Wednesday, September 25, 2013
Death of Manuk Abeghian - September 25, 1944
Abeghian was born on March 17, 1865 in the village of Astapat, in the historical Armenian province of Nakhichevan (today in territory of Azerbaijan). He was the son of an agriculturist. After his initial studies in the school of the monastery of Karmir Vank, in 1876 he entered the Kevorkian Seminary of Etchmiadzin and graduated in 1885. He taught for many years in schools of Shushi (Karabagh) and Tiflis. In 1893 he went to Europe and became an auditor at the German universities of Jena, Leipzig, and Berlin, as well as in the University of Paris. In 1898 he was awarded his doctorate at the University of Jena, where he defended a dissertation on the ancient Armenian beliefs.
He returned to the Caucasus and was a teacher in his alma mater, the Kevorkian Seminary, until 1914. Then, he moved to Tiflis, where he taught at the Nersisian Lyceum until 1918.
He moved to Armenia in 1921 and became a professor at Yerevan State University; he also was the dean of the Faculty of History and Literature from 1923-1925. In 1935 he earned a second doctorate, this time in Armenian philology.
Abeghian was a foremost scholar in a variety of disciplines of Armenian Studies. He was a pioneering figure in the study of Armenian mythology. Besides recording several variants of the Armenian national epics David of Sassoun, he was the author of its first specialized study (1889). Together with his colleague Garo Melik-Ohanjanian, they both prepared a three-volume edition of all available variants of the epics (published between 1936 and 1951). Abeghian was also one of the authors of an integral version of the epics, which condensed all the variants into one single text (1939). He also published critical editions of Armenian popular songs and medieval poetry.

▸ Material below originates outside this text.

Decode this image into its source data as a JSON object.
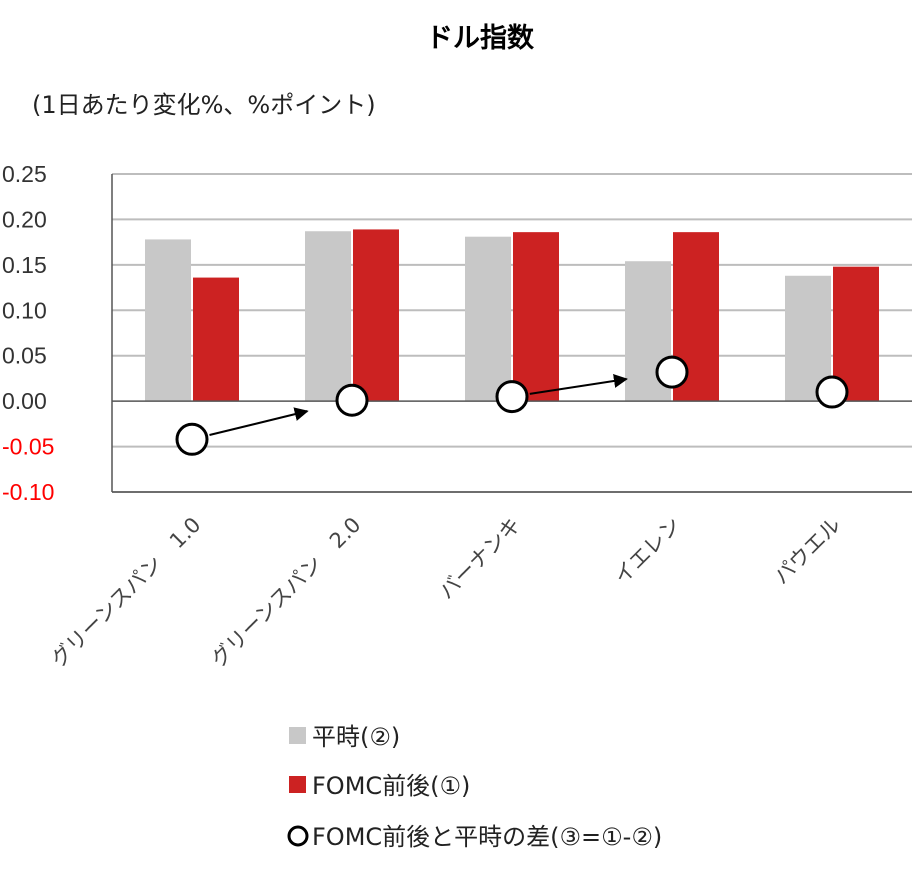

Among his major works was the two-volume History of Ancient Armenian Literature (1944-1945), which was left unfinished because of his death. Many of his studies were published in a collection of eight volumes between 1966 and 1985.
Abeghian’s name was linked to the reform of Armenian orthography in 1922. After the sovietization of Armenia, the new regime started a policy aimed at the simplification of Armenian orthography, whose ultimate purpose was to eliminate the Armenian alphabet and replace it with Latin script. In 1921, Abeghian presented his personal views as a report in a conference organized by the Commissariat (Ministry) of Education. The same report was used a year later by the Commissariat, without consulting with Abeghian, to decree, on March 4, 1922, the reform of the orthography. For this reason, it is common to call the reformed orthography with the name of “Abeghian spelling.” The excesses in this reform motivated a new change in the Soviet Armenian orthography—used today in Armenia, the former Soviet Union, and among the “new diaspora” formed after the migration of the past 25 years—in 1940, which made it closer to classical orthography (used today by the Diaspora, both speakers of Western Armenian and of Eastern Armenian, in the case of Iran).
Manuk Abeghian passed away in 1944. The Institute of Literature of the Armenian National of Academy carries his name.